As raízes do conflito, no entanto, não brotaram ontem — nem anteontem. São milenares, com DNA bíblico e tempero geopolítico. Tudo começa, como quase tudo no Oriente Médio, com Abraão. Sim, o mesmo patriarca que as três grandes religiões monoteístas reivindicam como ancestral comum. De um lado, Isaque; do outro, Ismael — dois irmãos, dois destinos, e uma herança divina que parece ter vindo sem escritura registrada. A promessa de Deus, feita a Abraão, ecoa até hoje como cláusula pétrea em disputas territoriais. Jerusalém, cidade de três fés e nenhuma paz duradoura, tornou-se o epicentro dessa herança conflituosa. Séculos depois, com o colapso do Império Otomano e o mandato britânico, a confusão ganhou fardas modernas e mapas com linhas tortas. Em 1948, veio a criação do Estado de Israel — e junto dela, uma longa sequência de guerras, êxodos forçados e ressentimentos históricos. Para o mundo islâmico, a causa palestina virou símbolo de resistência. Para Israel, qualquer crítica vira antissemitismo. E o que era uma promessa divina virou, para muitos, uma terra arrasada. A tragédia, como sempre, é metade geopolítica, metade metafísica — e, para piorar, inteiramente real.

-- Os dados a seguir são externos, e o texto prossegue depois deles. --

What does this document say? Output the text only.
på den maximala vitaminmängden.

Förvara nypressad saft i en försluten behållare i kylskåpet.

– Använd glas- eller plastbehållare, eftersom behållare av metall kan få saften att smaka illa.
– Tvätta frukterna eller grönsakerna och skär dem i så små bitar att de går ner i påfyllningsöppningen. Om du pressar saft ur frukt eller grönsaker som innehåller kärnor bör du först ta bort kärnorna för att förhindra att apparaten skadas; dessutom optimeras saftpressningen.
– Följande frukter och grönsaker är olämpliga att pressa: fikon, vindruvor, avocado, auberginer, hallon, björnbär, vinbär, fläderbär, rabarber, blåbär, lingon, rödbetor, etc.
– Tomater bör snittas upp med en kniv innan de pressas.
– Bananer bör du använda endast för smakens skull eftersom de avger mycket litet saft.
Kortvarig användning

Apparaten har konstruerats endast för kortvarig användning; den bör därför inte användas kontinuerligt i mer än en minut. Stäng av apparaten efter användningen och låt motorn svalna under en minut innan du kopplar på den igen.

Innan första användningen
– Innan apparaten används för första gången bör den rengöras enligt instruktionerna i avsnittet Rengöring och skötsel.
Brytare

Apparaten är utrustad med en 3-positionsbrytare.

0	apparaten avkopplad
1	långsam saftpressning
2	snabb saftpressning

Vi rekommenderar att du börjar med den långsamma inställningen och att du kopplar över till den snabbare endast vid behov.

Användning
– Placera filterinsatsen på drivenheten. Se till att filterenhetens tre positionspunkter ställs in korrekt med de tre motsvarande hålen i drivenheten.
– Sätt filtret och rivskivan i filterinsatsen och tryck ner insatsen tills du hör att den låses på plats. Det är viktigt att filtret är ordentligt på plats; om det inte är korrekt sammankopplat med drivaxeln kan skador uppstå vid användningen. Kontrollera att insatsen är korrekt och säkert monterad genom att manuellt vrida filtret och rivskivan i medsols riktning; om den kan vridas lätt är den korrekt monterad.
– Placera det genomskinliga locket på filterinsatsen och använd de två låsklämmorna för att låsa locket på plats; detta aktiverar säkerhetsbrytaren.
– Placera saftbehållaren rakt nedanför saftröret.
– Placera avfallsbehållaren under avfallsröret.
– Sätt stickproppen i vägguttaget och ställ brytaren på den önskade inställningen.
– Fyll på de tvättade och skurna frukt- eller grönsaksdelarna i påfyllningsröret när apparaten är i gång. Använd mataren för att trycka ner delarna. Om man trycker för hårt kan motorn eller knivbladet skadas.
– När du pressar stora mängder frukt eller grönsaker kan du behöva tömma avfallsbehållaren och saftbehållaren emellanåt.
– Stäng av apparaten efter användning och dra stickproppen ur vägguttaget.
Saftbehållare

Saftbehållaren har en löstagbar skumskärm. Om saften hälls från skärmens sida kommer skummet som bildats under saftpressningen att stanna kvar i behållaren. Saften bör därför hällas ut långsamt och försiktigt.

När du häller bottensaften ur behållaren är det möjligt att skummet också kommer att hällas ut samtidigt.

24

Netanyahu, sitiado internamente por protestos e escândalos, encontrou em Trump um aliado perfeito: ambos sabem que, em tempos de baixa popularidade, nada desvia mais a atenção do que uma boa guerra. E o Irã, com seu perfil de vilão milenar, ajuda. Teerã joga xadrez de longo prazo com peças assimétricas — Hezbollah no Líbano, houthis no Iêmen, milícias no Iraque — e ninguém que entenda minimamente de geopolítica persa acredita em derrota fácil.

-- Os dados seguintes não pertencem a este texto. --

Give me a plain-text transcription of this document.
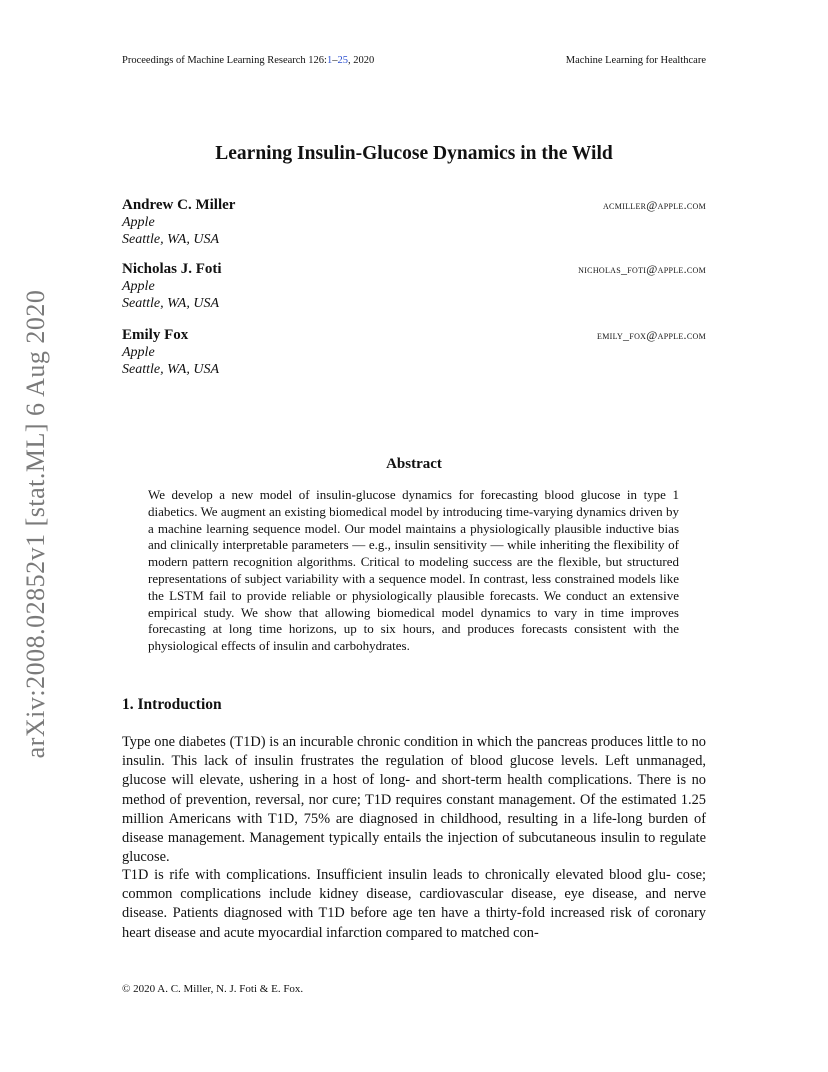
Proceedings of Machine Learning Research 126:1–25, 2020	Machine Learning for Healthcare
arXiv:2008.02852v1 [stat.ML] 6 Aug 2020
Learning Insulin-Glucose Dynamics in the Wild
Andrew C. Miller
Apple
Seattle, WA, USA
acmiller@apple.com
Nicholas J. Foti
Apple
Seattle, WA, USA
nicholas_foti@apple.com
Emily Fox
Apple
Seattle, WA, USA
emily_fox@apple.com
Abstract
We develop a new model of insulin-glucose dynamics for forecasting blood glucose in type 1 diabetics. We augment an existing biomedical model by introducing time-varying dynamics driven by a machine learning sequence model. Our model maintains a physiologically plausible inductive bias and clinically interpretable parameters — e.g., insulin sensitivity — while inheriting the flexibility of modern pattern recognition algorithms. Critical to modeling success are the flexible, but structured representations of subject variability with a sequence model. In contrast, less constrained models like the LSTM fail to provide reliable or physiologically plausible forecasts. We conduct an extensive empirical study. We show that allowing biomedical model dynamics to vary in time improves forecasting at long time horizons, up to six hours, and produces forecasts consistent with the physiological effects of insulin and carbohydrates.
1. Introduction
Type one diabetes (T1D) is an incurable chronic condition in which the pancreas produces little to no insulin. This lack of insulin frustrates the regulation of blood glucose levels. Left unmanaged, glucose will elevate, ushering in a host of long- and short-term health complications. There is no method of prevention, reversal, nor cure; T1D requires constant management. Of the estimated 1.25 million Americans with T1D, 75% are diagnosed in childhood, resulting in a life-long burden of disease management. Management typically entails the injection of subcutaneous insulin to regulate glucose.
T1D is rife with complications. Insufficient insulin leads to chronically elevated blood glu- cose; common complications include kidney disease, cardiovascular disease, eye disease, and nerve disease. Patients diagnosed with T1D before age ten have a thirty-fold increased risk of coronary heart disease and acute myocardial infarction compared to matched con-
© 2020 A. C. Miller, N. J. Foti & E. Fox.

Convém dizer, antes que os rótulos comecem a circular, que não se trata aqui de romantizar o regime iraniano — muito menos seu projeto nuclear. O governo dos aiatolás é autoritário, teocrático e opressor. E a ideia de um Irã armado com ogivas atômicas não é exatamente animadora. Mas isso não pode servir de salvo-conduto para que Israel transforme a região em campo de testes de sua superioridade bélica. Agora, com bombardeiros americanos cruzando o céu persa, o roteiro se aproxima perigosamente de um novo capítulo: o da guerra aberta entre Estados — com arsenal pesado, retórica inflamada e imprevisibilidade total.

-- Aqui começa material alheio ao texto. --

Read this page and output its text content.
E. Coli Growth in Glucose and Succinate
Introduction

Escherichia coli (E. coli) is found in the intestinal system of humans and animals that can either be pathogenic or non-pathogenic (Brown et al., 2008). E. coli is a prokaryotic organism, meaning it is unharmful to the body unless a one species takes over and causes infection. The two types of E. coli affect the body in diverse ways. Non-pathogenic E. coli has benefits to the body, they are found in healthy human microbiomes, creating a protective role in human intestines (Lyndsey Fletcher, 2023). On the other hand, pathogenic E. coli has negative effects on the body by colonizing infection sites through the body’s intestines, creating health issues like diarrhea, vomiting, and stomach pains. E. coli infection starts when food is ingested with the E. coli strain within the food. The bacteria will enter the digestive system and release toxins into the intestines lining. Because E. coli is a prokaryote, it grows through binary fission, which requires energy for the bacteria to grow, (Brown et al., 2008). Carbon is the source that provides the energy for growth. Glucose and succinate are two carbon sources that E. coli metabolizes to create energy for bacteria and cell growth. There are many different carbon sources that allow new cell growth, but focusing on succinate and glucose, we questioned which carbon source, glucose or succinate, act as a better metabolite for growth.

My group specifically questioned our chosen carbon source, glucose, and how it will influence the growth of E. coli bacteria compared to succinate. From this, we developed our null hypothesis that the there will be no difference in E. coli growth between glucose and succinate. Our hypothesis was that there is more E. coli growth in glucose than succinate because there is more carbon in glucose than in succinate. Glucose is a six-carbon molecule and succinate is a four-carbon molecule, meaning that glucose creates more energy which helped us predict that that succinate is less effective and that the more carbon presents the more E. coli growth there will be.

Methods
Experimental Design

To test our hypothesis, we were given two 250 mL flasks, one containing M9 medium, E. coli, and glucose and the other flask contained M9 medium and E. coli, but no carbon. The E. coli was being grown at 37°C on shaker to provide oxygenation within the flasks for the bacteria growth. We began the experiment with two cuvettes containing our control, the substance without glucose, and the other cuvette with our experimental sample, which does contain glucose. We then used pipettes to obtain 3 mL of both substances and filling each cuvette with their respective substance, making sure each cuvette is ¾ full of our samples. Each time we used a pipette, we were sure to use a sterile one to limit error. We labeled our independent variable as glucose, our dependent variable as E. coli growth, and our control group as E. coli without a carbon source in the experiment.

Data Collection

Trump segue prometendo “resolver tudo em 24 horas”, como se o Oriente Médio fosse reunião de condomínio mal conduzida. Ironia das ironias: foi ele quem, em seu primeiro mandato, rasgou o acordo nuclear com o Irã, abandonou qualquer diálogo regional e terceirizou a diplomacia aos aliados mais radicais. O resultado salta aos olhos: um Oriente Médio ainda mais instável, um Irã mais agressivo e um Israel sem freios. Parabéns aos envolvidos.
E o Brasil? Diferentemente do que muitos previram, Lula não se omitiu. Condenou duramente a ofensiva israelense em Gaza — em termos que irritaram Tel Aviv e fizeram diplomatas americanos torcer o nariz — e rejeitou publicamente o ataque a Teerã, denunciando a escalada militar como temerária e irresponsável. Em meio a um mundo em chamas, Lula insiste que diplomacia ainda existe — embora poucos pareçam dispostos a ouvi?la.
Enquanto isso, o planeta gira (ou se desorienta). A ONU observa, impotente. A Europa vacila. A imprensa corre atrás das explosões. E os civis, como sempre, cavam sepulturas. Trump age como se ainda estrelasse um reality show: drama garante audiência; paz, não. Resta?nos assistir ao espetáculo, cada vez mais conscientes de que a cortina não cairá — só a fumaça.
O século XXI confirma que, se a história às vezes se repete como farsa, em outras se repete como míssil. E Trump, entre bravatas, nos lembra de que a paz segue sendo uma ideia radical demais para a realpolitik do mundo.